Presentation #304.06 in the session “Understanding Distant Activity”.

Published onOct 03, 2021
A Predicted Dearth of Hypervolatile Rich Ices in the Oort Cloud

The Oort Cloud is a solar system construct, formed of billion to trillions of icy planetesimals that failed to aggregate onto and become part of one of the giant planets — but were instead scattered out onto nearly hyperbolic, barely bound, multi-million year orbits. Recent work (Stern 2003; Dones+ 2004, 2015; Brasser & Morbidelli 2013; Garrod 2019), has shown that a competition between attempted aggregation frequency and successful launching a clearing solar system midplane determines the success of Oort Cloud emplacements, with the majority occurring 100–500 Myr after the start of the solar system. Only a handful of Oort Cloud comets are known to contain abundant hypervolatile majority ices (e.g., N2, CO, CH4 ices), representing a negligible (~10-3) fraction of all the known Oort Cloud comets.

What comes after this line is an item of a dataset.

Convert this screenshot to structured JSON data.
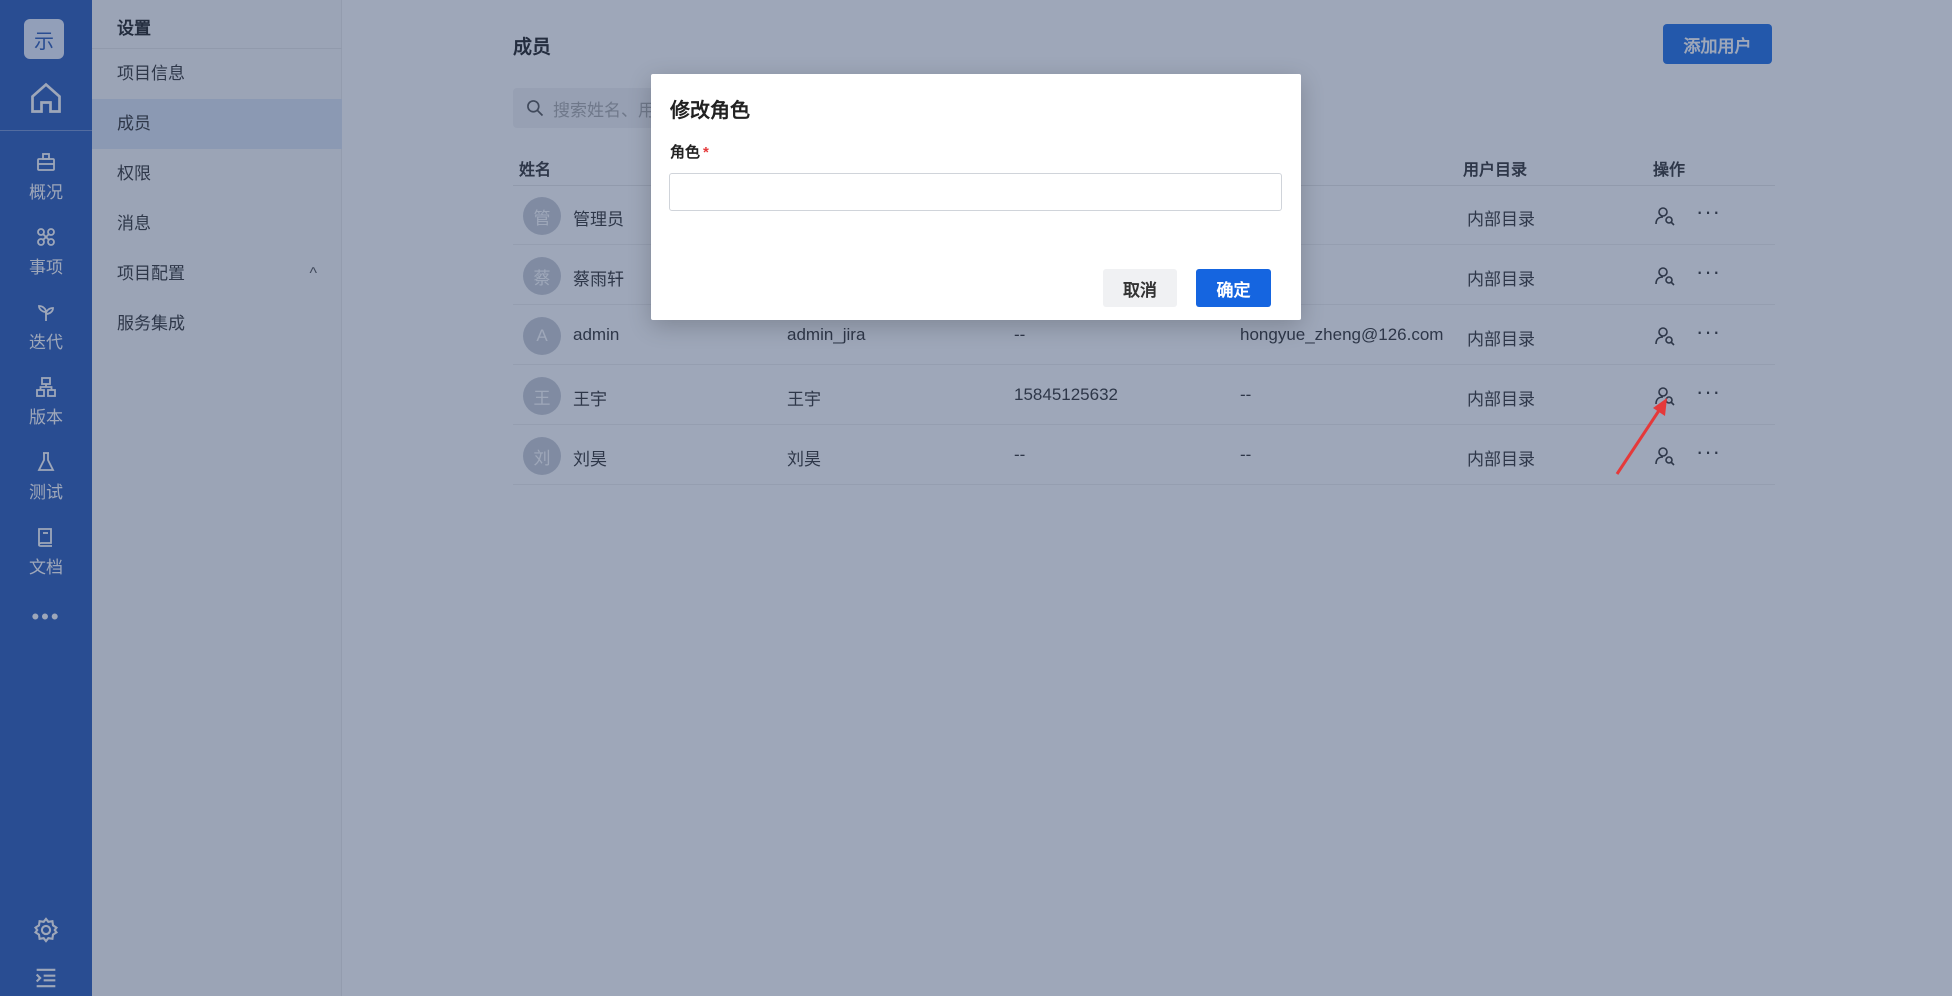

Yet we know that hypervolatile species existed in the protosolar nebula, since we detect them on the surfaces of the large KBOs, in the atmospheres of the giant planets, and as minority (few % vs water) species in Oort Cloud and inner-system Jupiter Family comets. This can be explained as a matter of timing. As shown in Lisse+ 2021 and Steckloff+ 2021, any small icy solar system body found in regions from the Kuiper Belt inward, including the giant planet region, will lose, via insolation heating, its hypervolatile majority ices to vacuum within 10 Myrs of the optical thinning, or “clearing”, of the solar system’s primordial planetary disk (PPD). Thus we expect none but the very first icy planetesimal aggregational failures lucky enough to thread the busy early midplane to transport any hypervolatiles successfully to the Oort Cloud. These lucky few, if as large as the best studied hypervolatile rich Oort comet C/2016 R2 (Rnuc ~15 km), can then endure thousands of orbits' worth (i.e. Gyrs) of hypervolatiles loss upon perihelion passage. But the vast majority of the icy planetesimals launched into Oort Cloud orbits on 100–1000 Myr timescales will contain no icy volatiles, except as minority impurities in refractory ice matrices, reproducing the situation we observe today.